Dieci anni da festeggiare. Sono stati circa 400 i bambini ospitati dall’asilo d’infanzia Le Piume a Carzano, una struttura che, nei giorni scorsi, ha festeggiato i suoi dieci anni di vita. Un compleanno speciale, un pomeriggio di festa che ha coinvolto l’intera comunità, le 12 operatrici della cooperativa Bellesini, gestore del servizio, diverse autorità provinciali e locali. Ma anche tante famiglie della Valsugana che fin dall’inizio hanno creduto in un servizio che fa del trilinguismo, fin dall’infanzia, uno dei suoi punti di forza.

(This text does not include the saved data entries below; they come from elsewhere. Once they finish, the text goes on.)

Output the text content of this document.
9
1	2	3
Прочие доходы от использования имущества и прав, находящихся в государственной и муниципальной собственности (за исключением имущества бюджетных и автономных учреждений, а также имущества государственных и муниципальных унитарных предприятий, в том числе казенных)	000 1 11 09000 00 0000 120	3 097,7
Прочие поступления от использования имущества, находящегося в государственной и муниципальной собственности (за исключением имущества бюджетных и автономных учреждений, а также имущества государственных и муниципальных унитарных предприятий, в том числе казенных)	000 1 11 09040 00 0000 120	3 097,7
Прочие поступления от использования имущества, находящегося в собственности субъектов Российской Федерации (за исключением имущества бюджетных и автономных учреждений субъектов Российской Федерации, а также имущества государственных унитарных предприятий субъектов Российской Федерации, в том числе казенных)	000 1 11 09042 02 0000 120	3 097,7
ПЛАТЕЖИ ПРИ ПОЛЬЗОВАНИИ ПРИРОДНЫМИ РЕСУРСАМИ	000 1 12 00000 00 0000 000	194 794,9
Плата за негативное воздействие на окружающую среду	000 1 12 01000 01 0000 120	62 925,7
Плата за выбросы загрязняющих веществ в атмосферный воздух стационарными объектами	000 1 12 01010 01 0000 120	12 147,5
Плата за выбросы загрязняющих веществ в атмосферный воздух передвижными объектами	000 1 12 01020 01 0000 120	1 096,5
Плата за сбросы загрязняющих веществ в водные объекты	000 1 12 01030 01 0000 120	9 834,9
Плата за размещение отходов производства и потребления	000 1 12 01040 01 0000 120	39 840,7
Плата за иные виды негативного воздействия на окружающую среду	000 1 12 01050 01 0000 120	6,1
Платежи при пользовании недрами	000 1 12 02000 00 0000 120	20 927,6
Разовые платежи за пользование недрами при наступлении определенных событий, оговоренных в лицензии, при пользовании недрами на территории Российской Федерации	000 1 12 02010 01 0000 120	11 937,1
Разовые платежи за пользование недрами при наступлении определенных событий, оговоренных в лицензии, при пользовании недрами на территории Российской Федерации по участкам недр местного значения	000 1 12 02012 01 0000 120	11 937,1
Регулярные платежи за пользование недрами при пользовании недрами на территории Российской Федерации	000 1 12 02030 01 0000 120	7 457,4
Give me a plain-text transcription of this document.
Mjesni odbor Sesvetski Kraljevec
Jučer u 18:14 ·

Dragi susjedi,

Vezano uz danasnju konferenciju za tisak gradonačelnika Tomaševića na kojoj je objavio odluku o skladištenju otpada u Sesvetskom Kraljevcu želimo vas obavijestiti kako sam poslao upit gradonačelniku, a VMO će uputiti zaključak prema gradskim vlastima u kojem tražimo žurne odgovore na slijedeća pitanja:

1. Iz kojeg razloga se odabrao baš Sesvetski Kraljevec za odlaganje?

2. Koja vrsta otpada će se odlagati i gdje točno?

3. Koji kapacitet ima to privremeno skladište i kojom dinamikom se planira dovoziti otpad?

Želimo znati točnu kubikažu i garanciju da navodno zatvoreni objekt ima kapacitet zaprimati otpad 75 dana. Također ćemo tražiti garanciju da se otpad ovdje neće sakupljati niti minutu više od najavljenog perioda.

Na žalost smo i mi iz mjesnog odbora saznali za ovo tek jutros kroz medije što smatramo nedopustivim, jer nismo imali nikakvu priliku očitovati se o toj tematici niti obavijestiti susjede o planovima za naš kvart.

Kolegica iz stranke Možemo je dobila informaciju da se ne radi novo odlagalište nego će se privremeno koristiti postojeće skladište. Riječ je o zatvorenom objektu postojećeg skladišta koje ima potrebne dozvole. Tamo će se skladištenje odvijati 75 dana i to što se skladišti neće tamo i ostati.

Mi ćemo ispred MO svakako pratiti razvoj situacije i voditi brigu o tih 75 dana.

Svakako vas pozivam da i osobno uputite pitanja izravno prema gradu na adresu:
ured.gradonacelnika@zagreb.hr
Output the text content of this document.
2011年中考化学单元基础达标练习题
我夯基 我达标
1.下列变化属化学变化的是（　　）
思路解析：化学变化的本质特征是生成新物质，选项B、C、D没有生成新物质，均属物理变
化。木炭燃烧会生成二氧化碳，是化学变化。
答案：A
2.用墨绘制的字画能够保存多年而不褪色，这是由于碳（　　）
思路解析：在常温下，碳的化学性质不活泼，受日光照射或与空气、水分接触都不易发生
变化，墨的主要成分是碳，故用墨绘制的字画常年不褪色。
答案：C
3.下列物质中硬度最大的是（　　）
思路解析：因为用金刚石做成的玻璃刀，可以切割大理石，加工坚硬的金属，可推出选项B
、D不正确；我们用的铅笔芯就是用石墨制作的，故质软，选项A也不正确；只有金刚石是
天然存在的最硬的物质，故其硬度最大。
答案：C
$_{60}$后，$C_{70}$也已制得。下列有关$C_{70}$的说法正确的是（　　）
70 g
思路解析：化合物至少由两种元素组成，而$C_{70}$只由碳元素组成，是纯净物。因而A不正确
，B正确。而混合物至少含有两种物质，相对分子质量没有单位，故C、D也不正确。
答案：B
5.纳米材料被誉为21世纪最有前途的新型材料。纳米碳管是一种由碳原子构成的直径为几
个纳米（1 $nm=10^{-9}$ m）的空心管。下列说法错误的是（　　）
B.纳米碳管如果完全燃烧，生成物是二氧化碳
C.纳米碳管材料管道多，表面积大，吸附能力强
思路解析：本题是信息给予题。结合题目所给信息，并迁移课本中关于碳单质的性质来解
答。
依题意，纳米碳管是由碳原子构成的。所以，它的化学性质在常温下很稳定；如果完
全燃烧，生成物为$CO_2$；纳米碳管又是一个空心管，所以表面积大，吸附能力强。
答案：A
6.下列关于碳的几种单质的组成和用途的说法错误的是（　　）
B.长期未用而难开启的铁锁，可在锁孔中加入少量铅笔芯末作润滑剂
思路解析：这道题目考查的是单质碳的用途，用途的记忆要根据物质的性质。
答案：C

Nel primo anno di attività erano 7 gli utenti, oggi sono più di una trentina per un asilo nido in cui sono state sperimentate, con successo, molte modalità nuove e diverse per vivere per e con la comunità. Con il sindaco Cesare Castelpietra anche le coordinatrici della struttura Marika Abolis e Maddalena Botteri, il presidente della cooperativa Roberto Festi, il consigliere provinciale Chiara Avanzo. C’era anche il presidente della giunta provinciale Ugo Rossi che ha trovato ad attenderlo una comunità intera, la stessa che con caparbietà, come ha ricordato il sindaco, nel 1999 ha promosso la realizzazione della struttura «anche per ridare fiato al paese - ha sottolineato l’ex assessore Piera Degan - e ad alcune attività equali la Famiglia cooperativa, la Cassa rurale, un bar. Ci abbiamo messo sette anni prima di aprire questo asilo, ma oggi tutti i carzaneri sono davvero orgogliosi di questo servizio che abbiamo messo a disposizione della nostra valle».

 

 

 

 

 

 

 

 

 

 

 

 

 

 

 

 

 

 

 

 

 

 

 

 

 

 

 

 

 

 

 

 

 

 

 

 

 

 

 

 

 

 

 

 

 

 

 

 

 

 

 

 

 

 

 

 

 

 

 

 

 

 

 

 

 

 

 

 

 

 

 

 

 

 

 

 

 

 

 

 

 

 

 

 

 

 

 

Oggi il nido è convenzionato con 12 comuni della zona. «Il Trentino ha perso dai 300 ai 400 nati all’anno - ha ricordato Rossi - e nella prossima legge finanziaria faremo delle deduzioni sull’addizionale Irpef per le famiglie già dal primo figlio. Vogliamo dare un segnale di fiducia alle famiglie che fanno figli e stanzieremo risorse aggiuntive sui servizi nido, con l’obiettivo di ridurre un po’ le tariffe, che in alcuni casi sono un po’ alte e non incentivano certamente le famiglie a fare figli».  La giornata si è conclusa con una visita guidata alla struttura, il taglio della torta con i bambini che hanno festeggiato lanciando in cielo molti palloncini colorati.